Wednesday, May 23, 2007

Rebuilding the Public Trust

At a time when the City of New Orleans needs to rebuild public faith in its institutions, two high profile public corruption cases may do just the opposite. This weekend the Times-Pic reported:

“Orleans Parish prosecutors on Friday cut a plea deal with a corrupt Civil District Court judge who was ousted in 2003 after ordering his employees to sell tickets to his fundraiser or risk losing their jobs. The judge also told at least 18 lies when questioned under oath about his misdeeds, state investigators concluded.

The plea bargain guarantees that former Judge C. Hunter King won’t spend a single day in prison and could eventually have a spotless criminal record.”

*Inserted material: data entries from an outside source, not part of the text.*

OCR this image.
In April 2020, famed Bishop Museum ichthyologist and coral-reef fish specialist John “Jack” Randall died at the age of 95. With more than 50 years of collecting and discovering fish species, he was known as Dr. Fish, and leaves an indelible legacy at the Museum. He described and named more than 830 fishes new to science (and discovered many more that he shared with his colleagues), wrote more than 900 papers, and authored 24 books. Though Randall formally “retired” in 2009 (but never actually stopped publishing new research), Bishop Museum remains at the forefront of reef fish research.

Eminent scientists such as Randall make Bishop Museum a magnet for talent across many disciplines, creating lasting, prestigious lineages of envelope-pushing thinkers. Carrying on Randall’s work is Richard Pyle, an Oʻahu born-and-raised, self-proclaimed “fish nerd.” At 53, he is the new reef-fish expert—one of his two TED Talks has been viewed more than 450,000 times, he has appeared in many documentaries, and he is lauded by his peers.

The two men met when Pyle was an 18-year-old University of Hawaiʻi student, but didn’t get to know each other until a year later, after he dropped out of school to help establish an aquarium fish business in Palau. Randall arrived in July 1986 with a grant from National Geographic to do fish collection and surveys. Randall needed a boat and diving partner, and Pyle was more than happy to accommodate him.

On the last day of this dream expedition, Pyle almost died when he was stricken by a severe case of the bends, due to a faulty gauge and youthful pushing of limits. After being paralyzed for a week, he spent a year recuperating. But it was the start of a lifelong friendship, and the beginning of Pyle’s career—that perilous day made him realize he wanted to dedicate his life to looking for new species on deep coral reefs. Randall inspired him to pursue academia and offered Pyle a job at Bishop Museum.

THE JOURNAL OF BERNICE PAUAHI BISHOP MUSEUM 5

This was a deal cut by D.A. Eddie Jordan, who has been under fire for opening the prison doors through his inability to prosecute accused criminals within the sixty day period mandated by the state criminal code. Jordan already has a suspect record on public corruption cases, having passed on prosecuting former Rep. Cleo Fields, despite videotape of him stuffing his pockets with Edwin Edwards’ cash. Now the NOLA paper reports:

“When Jordan’s prosecutors secured a two-count indictment of perjury and payroll fraud, legal experts called it a ‘slam dunk’ case, since the judiciary commission had essentially laid out the hard evidence and served it to prosecutors—complete with King’s admission to lying under oath.

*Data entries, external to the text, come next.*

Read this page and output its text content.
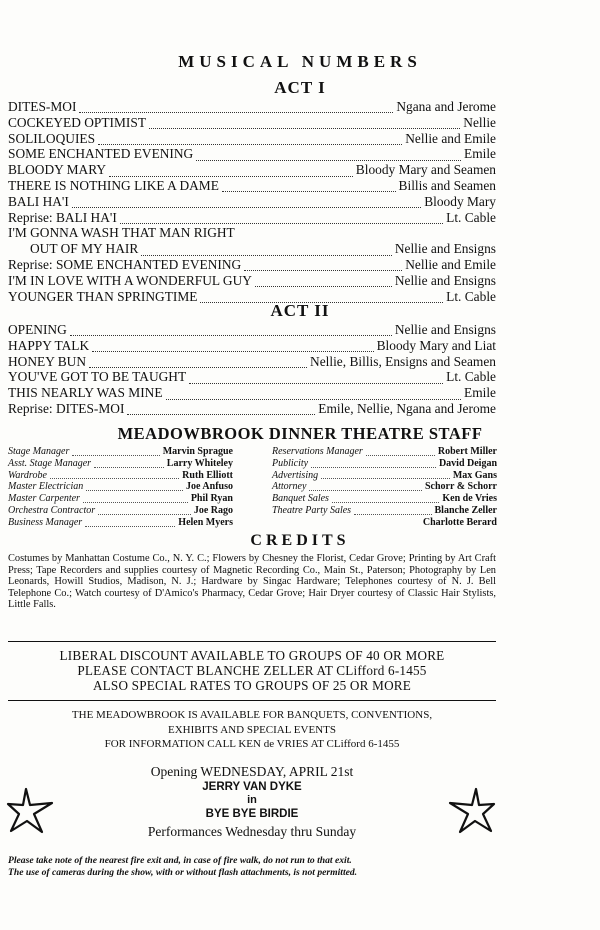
MUSICAL NUMBERS
ACT I
DITES-MOI	Ngana and Jerome
COCKEYED OPTIMIST	Nellie
SOLILOQUIES	Nellie and Emile
SOME ENCHANTED EVENING	Emile
BLOODY MARY	Bloody Mary and Seamen
THERE IS NOTHING LIKE A DAME	Billis and Seamen
BALI HA'I	Bloody Mary
Reprise: BALI HA'I	Lt. Cable
I'M GONNA WASH THAT MAN RIGHT
OUT OF MY HAIR	Nellie and Ensigns
Reprise: SOME ENCHANTED EVENING	Nellie and Emile
I'M IN LOVE WITH A WONDERFUL GUY	Nellie and Ensigns
YOUNGER THAN SPRINGTIME	Lt. Cable
ACT II
OPENING	Nellie and Ensigns
HAPPY TALK	Bloody Mary and Liat
HONEY BUN	Nellie, Billis, Ensigns and Seamen
YOU'VE GOT TO BE TAUGHT	Lt. Cable
THIS NEARLY WAS MINE	Emile
Reprise: DITES-MOI	Emile, Nellie, Ngana and Jerome
MEADOWBROOK DINNER THEATRE STAFF
Stage Manager	Marvin Sprague
Asst. Stage Manager	Larry Whiteley
Wardrobe	Ruth Elliott
Master Electrician	Joe Anfuso
Master Carpenter	Phil Ryan
Orchestra Contractor	Joe Rago
Business Manager	Helen Myers
Reservations Manager	Robert Miller
Publicity	David Deigan
Advertising	Max Gans
Attorney	Schorr & Schorr
Banquet Sales	Ken de Vries
Theatre Party Sales	Blanche Zeller
Charlotte Berard
CREDITS
Costumes by Manhattan Costume Co., N. Y. C.; Flowers by Chesney the Florist, Cedar Grove; Printing by Art Craft Press; Tape Recorders and supplies courtesy of Magnetic Recording Co., Main St., Paterson; Photography by Len Leonards, Howill Studios, Madison, N. J.; Hardware by Singac Hardware; Telephones courtesy of N. J. Bell Telephone Co.; Watch courtesy of D'Amico's Pharmacy, Cedar Grove; Hair Dryer courtesy of Classic Hair Stylists, Little Falls.
LIBERAL DISCOUNT AVAILABLE TO GROUPS OF 40 OR MORE
PLEASE CONTACT BLANCHE ZELLER AT CLifford 6-1455
ALSO SPECIAL RATES TO GROUPS OF 25 OR MORE
THE MEADOWBROOK IS AVAILABLE FOR BANQUETS, CONVENTIONS,
EXHIBITS AND SPECIAL EVENTS
FOR INFORMATION CALL KEN de VRIES AT CLifford 6-1455
Opening WEDNESDAY, APRIL 21st
JERRY VAN DYKE
in
BYE BYE BIRDIE
Performances Wednesday thru Sunday
Please take note of the nearest fire exit and, in case of fire walk, do not run to that exit.
The use of cameras during the show, with or without flash attachments, is not permitted.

But instead of trying King, Jordan’s team decided that the felony guilty plea was justice enough, according to a prepared statement that did not mention the fact that King was allowed to plea guilty under Louisiana Article 893, which provides for the eventual dismissal of a conviction.”

A minor detail, that. It turns out the Feds may fare little better in their case against Rep. William Jefferson, of freezer notoriety, but he can thank the former GOP House leadership for their misguided assertion of Congressional privilege. Again, the Times-Pic reports, Jefferson hopes to run out the statue of limitations clock as the results of the search of his Congressional office face a Constitutional challenge in the D.C. Court of Appeals.

The perception of widespread public corruption has long dogged New Orleans. However, evidence that supports that preconceived notion will hinder rebuilding attempts, as American taxpayers will be reluctant to keep sending funds to a corrupt local government.